Opinión

Las ermitas

Habían escogido como lugar de esparcimiento, ese día, el Pico de San Bernabé. Si miras el mapa dirás que la distancia no es excesivamente notable. Claro que nosotros teníamos 9, 10 u 11 años y subir aquella cuesta desde el Santuario suponía un esfuerzo notable. Tanto es así que yo nunca llegué a entender, por qué le llamaban “La Resurrección” a aquel altozano desde el que partía la carretera. Eufemismo notable porque todos nosotros allí llegábamos ya muertos.

Los señores clérigos, entrenados sin duda en aquellos campamentos de Juventudes, pretendían animarnos a seguir aquel desplazamiento con canciones adecuadas tales como “acelere señor conductor, acelere” o “un gato quería meterse en un zapato” … La verdad es que íbamos pidiendo continuamente un tiempo de descanso que nos negaban con la explicación de “ya falta menos”.

Al llegar a Cambela uno de aquellos discurrió dulcificar el trayecto con alguna arenga de tipo religioso. Extenuados ya no podíamos ni con las “Juanolas” que habíamos comprado en la farmacia de Santa Cruz el domingo anterior, en otro de aquellos desplazamientos culturales. El grito de arrojo que estrenó era el de “¡Viva la Virgen de las Ermitas!”. Y todos, claro, contestábamos: “que viva”.

Se me antoja llamar a aquellos kilómetros que hicimos como” las siete leguas” ya que refleja mejor lo que me costó caminarlas.
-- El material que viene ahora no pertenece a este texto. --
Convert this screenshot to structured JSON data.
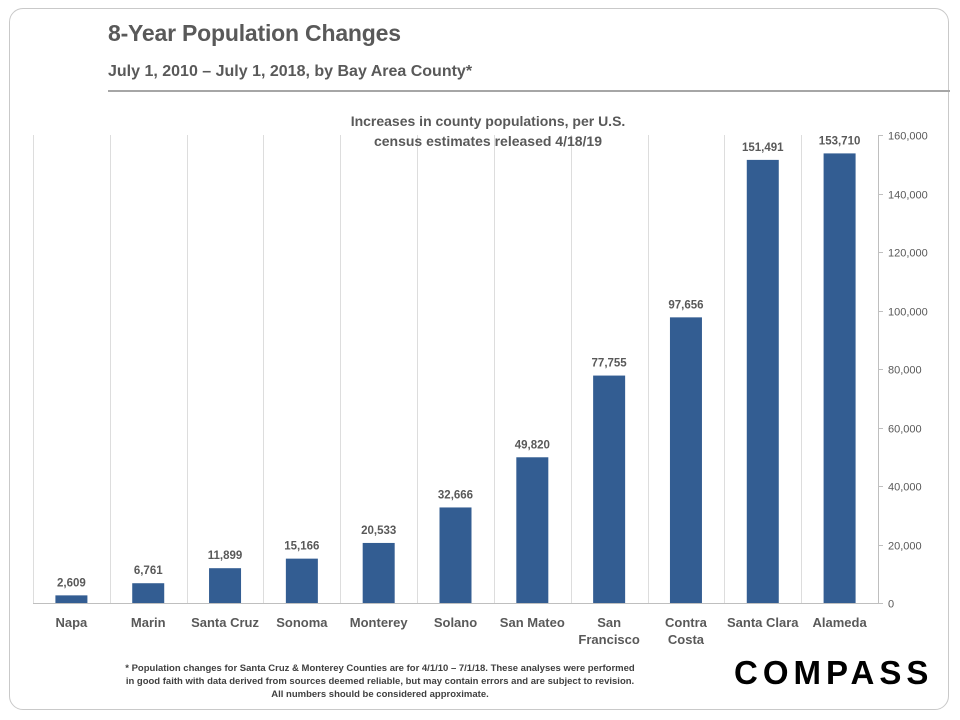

No les diré cuántas, con exactitud, porque aún no se ha inventado la fórmula en la que aparezca la candidez de unos niños, multiplicada por su nostalgia familiar, llamémosle soledad, y dividido todo por 4,832.

Al llegar al alto de Covelo ya jadeantes, fatigados y agotados, el superior hizo el grito de “Que viva…” mucho más fuerte. Entonces no contestamos al unísono y estoy seguro de que pensamos en nuestras cabecitas de chorlito: “Sí… que viva… pero, caramba, que no viva tan lejos”.

Comimos, al fin sentados, nuestras meriendas que eran unos bocadillos de pan con una pastilla de chocolate “H. Granell” y bebimos en aquella fuentecita de las curvas de la carretera comarcal. Ah… y aunque nunca llegamos al pico de San Bernabé entendimos aquella expresión popular en las tierras de O Bolo: “San Bernabé anda no monte coa capa remendada… o que mal comeza mal acaba”.

Volver a casa hace siempre bonito el viajar, aunque sea a pie, pero aquel día era no sólo volver a aquel Seminario menor, nuestra casa momentánea sino a Las Ermitas, un lugar precioso. Allí después de crear el mundo estoy seguro de que descansó el creador recostado sobre los viñedos que se agarran asustados para no caerse sobre aquella cinta de plata que es el Bibey. Puestas a salvo sus espaldas le quedaría en el tobillo As Escadas y allí muy arriba, donde suponemos su corona, el airoso Soutipetre. Ambos de Manzaneda, donde los ángeles se posan y admiran aquel que más que valle es un cuenco vegetal y acuoso, el anfiteatro de pedruscos, tierra fértil, olivos inventados por los labradores ingeniosos y aguiluchos planeadores.

Cuando vuelvo, hoy, aún me saludan majestuosos los dos cipreses que miré al despertar cuando era un chico y abría la ventana. Deseaba entonces que entrase mi otra madre, aquella del Santuario de piedra, para que me arropase esta melancolía de niño con olor a pan centeno que se me quedó pegada.